Rentals hit by delayed oil decisions

Occupancy rates for prime properties, especially in Kololo, Naguru and Nakasero, continue to fall. FILE PHOTO

What you need to know:

Greater Kampala suburbs. Whereas the was a decline in occupancy in places such as Kololo, Nakasero and Naguru, occupancy rates in greater Kampala suburbs such as Naalya, Kira, Najjera and Namugongo, rose by 2 per cent.

Kampala.
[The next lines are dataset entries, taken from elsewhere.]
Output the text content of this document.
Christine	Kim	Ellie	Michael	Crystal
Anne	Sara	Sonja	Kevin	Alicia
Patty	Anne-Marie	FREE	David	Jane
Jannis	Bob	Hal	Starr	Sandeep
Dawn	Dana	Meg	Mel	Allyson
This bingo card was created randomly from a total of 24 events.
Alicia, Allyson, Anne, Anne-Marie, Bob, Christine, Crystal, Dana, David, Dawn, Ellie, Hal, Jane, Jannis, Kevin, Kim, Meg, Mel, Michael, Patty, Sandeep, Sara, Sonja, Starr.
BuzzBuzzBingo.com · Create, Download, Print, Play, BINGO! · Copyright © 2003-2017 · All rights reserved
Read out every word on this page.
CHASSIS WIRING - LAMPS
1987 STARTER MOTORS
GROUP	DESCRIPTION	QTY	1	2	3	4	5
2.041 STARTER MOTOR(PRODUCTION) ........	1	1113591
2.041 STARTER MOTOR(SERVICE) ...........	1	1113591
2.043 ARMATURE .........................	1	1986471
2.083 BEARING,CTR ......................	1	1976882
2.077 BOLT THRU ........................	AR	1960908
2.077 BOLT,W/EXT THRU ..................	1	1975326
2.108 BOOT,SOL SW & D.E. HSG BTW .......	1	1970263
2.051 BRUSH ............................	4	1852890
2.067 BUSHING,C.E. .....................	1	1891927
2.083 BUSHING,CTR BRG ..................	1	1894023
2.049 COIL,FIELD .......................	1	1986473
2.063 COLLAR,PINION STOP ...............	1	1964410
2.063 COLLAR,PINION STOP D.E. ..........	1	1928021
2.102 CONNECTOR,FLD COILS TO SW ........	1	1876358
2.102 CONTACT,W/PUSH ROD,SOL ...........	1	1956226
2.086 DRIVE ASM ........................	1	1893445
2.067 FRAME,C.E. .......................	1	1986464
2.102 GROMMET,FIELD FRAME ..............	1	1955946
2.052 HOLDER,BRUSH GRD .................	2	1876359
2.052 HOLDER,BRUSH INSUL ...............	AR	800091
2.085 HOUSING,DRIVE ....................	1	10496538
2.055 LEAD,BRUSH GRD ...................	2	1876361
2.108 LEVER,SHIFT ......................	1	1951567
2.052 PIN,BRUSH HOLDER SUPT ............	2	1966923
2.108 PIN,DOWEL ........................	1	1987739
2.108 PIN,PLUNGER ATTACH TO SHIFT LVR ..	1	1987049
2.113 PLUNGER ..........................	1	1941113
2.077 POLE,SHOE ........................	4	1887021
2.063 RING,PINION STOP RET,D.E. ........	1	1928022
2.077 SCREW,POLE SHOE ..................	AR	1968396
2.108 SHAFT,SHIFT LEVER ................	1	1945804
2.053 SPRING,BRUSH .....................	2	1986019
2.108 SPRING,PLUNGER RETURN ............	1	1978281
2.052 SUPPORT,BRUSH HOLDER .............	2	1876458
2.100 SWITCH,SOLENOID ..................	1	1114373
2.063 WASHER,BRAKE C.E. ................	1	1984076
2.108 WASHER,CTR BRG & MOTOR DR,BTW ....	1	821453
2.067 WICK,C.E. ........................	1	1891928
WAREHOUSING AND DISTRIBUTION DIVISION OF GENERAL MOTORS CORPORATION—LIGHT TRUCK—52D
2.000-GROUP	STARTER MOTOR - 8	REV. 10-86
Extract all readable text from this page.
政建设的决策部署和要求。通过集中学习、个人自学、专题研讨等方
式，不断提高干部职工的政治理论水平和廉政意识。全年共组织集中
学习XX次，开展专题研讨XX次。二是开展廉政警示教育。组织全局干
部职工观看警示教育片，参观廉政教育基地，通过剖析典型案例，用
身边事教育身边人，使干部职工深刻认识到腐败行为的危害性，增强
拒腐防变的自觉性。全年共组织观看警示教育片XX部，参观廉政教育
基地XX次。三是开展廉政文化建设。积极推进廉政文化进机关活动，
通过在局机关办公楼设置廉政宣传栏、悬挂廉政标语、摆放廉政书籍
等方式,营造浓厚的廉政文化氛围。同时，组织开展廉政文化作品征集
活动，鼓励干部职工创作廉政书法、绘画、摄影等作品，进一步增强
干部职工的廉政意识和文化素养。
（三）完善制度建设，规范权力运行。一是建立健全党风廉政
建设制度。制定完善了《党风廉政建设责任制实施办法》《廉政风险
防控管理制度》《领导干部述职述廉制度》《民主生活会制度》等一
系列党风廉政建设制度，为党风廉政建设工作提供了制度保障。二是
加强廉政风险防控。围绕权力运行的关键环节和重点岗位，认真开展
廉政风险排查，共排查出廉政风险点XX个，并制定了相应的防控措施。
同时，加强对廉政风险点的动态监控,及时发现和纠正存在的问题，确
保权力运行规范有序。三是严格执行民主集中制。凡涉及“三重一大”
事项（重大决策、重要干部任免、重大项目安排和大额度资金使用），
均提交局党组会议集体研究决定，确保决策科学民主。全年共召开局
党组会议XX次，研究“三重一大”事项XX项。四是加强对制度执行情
Occupancy levels of prime residential properties have declined by 5 per cent due to delayed Final Investment Decision (FID) in the oil and gas sector, a real estate report indicates.
According to the Kampala Market update report covering the second half of 2018, released by Knight Frank Uganda in Kampala yesterday, occupancy of prime residential spaces in places such as Kololo, Nakasero and Naguru has dipped because of the continued downsizing of oil companies such as Total and Tullow.

“As soon as the market became aware that the FID was not going to be announced last year, we started seeing leases being called back, early terminations being called in, a lot of properties falling back onto the market,” Ms Judy Rugasira, the Knight Frank managing director, said.
The dropped residential properties in addition to 800 units, which were in the pipeline in 2017, that have not been taken up have caused a relatively saturated market, putting pressure on existing rental rates.

Further dipped
In addition, an increase in new stock of prime residential accommodation of about 150 housing units, 85 per cent of which are apartment blocks, targeting dollar renting tenants such as insurance companies, has further dipped the rental rates.
For instance, Rugasira said, there is downward pressure of approximately 10-15 per cent on rentals across the board in response for example, two bedroom furnished apartments dropping from $2,250 to $1850.
The unfurnished apartments equally dropped from $1,500 to $1,000. There is need for increased demand yet about 150 housing units are expected to come onto the market in the next 12 months.

Knight Frank Uganda has registered a 5per cent year-on year-decline in occupancy rates from 86 per cent to 81 per cent in its prime residential suburbs of Kololo, Nakasero and Naguru.
The decline was attributed to relocation of tenants to other suburbs where rent prices are slightly lower with newer houses along improved infrastructure.

However, occupancy rates in greater Kampala suburbs such as Naalya, Kira, Najjera and Namugongo, the report says rose by 2 per cent from 80 to 82per cent despite an increase in supply of 12 per cent.
The high occupancy rates are on the back-bone of a stable demand for affordable housing amid limited supply for the past five years, the report indicates.
Occupancy rates of commercial Grade A and AB office space increased in Kampala to 86 per cent during the period from 84 per cent in the second half of 2017.

Even then, landlords in a bid to retain tenants increased flexibility of their lease terms on the heels of increasing office space in addition to the awaited impact of government parastatals moving out into their own buildings.
While launching the new Uganda Revenue Authority building in Nakawa, Kampala recently, President Museveni said government would consider building office space for all its agencies with the view of cutting back on rent expenses.

Other segments
Retail occupancy: The onboarding of popular anchors in Acacia and Victoria malls have contributed to the growth of retail properties. Anchors are businesses set up in a building to attract other tenants for example supermarkets.
According to Knight Frank, Victoria mall in Entebbe has the highest footfall per square metre in Uganda with 41 people recorded per square metre per month.

The high number of footfall is attributed to anchors such as Shoprite as well as developed infrastructure which creates convenience for customers.
Industrial occupancy: Industrial property such as warehouses continue to be developed on speculation.
Knight Frank registered a decline in rental rates for warehouses in traditional industrial areas of Ntinda and Luzira among others because of overlapping supply against demand while companies relocated to smaller premises.
The property managers envisage an increase in demand for warehousing space in the next 12 months as government expects growth in the manufacturing sector.